Cette structure doit être souple afin de permettre aux camarades qui le désirent de garder un lien avec leur fédé d’origine et/ou de militer également dans une organisation de leur pays d’accueil. Pour cela l’organisation à l’étranger doit s’axer autour de deux axes :

  • problématiques liées aux français de t’étranger

  • solidarité internationale (participation aux manifestations, organisation de conférences, formations, représentations auprès des autres organisations.

Cette activité devra être compatible avec l'interdiction faite aux étrangers, dans certains pays, de s'ingérer dans les affaires du pays/ des organisations nationales.

Dans un premier temps pour répondre à cette urgence politique, l’organisation des français des l’étranger doit se doter d’un groupe de travail (par exemple constituer des différents référents dans les pays tiers) permettant d’avancer sur les différentes problématiques (en particulier celle de la question de l’affiliation des adhérents au sein de cellules à l’étranger) et permettre un échange de vues sur les activités menées.

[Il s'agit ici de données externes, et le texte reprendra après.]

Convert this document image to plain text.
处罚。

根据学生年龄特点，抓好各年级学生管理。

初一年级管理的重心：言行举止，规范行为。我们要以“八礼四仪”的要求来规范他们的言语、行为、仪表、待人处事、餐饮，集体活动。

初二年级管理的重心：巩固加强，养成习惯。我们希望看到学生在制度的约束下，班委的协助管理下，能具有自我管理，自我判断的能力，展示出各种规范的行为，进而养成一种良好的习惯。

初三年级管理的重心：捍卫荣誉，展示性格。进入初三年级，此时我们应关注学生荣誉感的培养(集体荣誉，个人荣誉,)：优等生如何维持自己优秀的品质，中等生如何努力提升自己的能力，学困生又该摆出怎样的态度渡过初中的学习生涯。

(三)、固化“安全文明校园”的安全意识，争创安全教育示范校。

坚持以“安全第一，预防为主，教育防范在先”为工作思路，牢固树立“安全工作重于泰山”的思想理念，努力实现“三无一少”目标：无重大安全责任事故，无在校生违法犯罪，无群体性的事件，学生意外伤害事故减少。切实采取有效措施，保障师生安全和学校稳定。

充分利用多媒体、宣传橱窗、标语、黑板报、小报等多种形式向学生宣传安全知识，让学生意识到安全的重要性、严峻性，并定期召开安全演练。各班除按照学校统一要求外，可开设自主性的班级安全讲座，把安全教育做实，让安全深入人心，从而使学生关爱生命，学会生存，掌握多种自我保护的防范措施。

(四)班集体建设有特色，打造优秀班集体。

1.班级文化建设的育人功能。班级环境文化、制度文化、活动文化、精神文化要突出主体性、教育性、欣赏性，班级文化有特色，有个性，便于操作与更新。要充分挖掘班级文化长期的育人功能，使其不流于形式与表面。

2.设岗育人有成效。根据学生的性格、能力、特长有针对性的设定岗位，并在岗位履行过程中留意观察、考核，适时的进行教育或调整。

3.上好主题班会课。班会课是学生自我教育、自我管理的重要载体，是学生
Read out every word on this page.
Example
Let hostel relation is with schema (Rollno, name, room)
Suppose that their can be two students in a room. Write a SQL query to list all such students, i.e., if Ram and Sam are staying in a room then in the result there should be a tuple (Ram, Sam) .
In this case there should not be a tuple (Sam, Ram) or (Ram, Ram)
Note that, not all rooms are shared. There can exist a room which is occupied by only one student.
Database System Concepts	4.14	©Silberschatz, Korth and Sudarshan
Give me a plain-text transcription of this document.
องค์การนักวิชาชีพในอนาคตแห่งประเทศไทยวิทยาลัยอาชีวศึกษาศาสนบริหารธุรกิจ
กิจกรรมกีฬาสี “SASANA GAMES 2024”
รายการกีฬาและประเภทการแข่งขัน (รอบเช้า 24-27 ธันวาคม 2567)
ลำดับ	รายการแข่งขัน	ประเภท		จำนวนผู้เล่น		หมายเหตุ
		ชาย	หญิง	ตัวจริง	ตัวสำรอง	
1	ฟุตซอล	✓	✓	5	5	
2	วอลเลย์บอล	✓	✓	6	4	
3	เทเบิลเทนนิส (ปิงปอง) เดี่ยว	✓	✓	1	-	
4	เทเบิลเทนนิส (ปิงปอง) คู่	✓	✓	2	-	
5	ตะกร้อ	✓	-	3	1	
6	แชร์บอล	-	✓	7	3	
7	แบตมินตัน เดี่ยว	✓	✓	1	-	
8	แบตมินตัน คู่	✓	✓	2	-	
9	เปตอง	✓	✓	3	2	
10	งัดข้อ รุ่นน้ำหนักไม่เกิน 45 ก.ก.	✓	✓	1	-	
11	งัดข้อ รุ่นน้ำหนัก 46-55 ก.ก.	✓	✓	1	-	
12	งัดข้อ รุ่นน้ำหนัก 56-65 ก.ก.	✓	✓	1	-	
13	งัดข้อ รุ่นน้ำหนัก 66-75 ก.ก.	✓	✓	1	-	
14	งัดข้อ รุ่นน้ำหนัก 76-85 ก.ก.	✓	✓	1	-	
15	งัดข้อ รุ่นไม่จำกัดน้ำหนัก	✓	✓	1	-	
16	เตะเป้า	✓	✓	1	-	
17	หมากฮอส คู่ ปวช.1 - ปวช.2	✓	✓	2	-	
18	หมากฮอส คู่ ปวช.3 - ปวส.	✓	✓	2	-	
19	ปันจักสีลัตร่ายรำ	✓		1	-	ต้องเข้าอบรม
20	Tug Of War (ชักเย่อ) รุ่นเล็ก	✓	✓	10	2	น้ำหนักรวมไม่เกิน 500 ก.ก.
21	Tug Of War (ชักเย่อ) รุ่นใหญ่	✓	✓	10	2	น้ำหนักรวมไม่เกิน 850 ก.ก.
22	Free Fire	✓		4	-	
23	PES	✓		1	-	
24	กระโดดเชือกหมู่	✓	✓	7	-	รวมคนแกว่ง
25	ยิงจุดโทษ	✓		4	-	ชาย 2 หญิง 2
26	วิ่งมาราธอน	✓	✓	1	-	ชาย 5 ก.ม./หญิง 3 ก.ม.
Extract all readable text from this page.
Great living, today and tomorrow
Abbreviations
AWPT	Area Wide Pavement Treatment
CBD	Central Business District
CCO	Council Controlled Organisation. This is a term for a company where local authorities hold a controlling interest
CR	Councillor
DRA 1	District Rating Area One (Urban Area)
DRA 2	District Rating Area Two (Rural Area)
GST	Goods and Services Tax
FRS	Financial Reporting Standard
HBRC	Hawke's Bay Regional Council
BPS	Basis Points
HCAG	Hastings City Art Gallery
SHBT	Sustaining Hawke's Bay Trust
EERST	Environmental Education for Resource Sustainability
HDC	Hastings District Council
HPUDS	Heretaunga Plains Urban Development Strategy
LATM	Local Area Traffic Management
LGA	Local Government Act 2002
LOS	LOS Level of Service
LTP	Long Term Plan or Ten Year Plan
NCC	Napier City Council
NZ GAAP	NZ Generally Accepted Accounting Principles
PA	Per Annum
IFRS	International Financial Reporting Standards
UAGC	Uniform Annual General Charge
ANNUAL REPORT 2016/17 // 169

Un référent au niveau national doit également être nommé afin de faire vivre le groupe de travail, permettre de mettre en lien les adhérents qui émigrent avec les responsables des différents pays ou le PCF se structure, permettre un bilan régulier des activités menées à l’étranger et le cas échéant permettre de faire remonter au département international les différentes analyses faites sur la situation des pays tiers.

Le référent aura donc une responsabilité à cheval entre l’international et l’organisation (suivi et mise en réseau des adhérents). Le secteur international intégrera le lien avec la structuration du PCF à l’étranger et les relais locaux qui s’y trouvent dans son travail et son analyse internationale.

Le cas échéant les sections à l’étranger pourront envoyer des contributions pour les grands moments nationaux (conférences, congrès…). L’idée de déléguer à ces échéances devra être évaluée selon la structuration dans les pays concernés.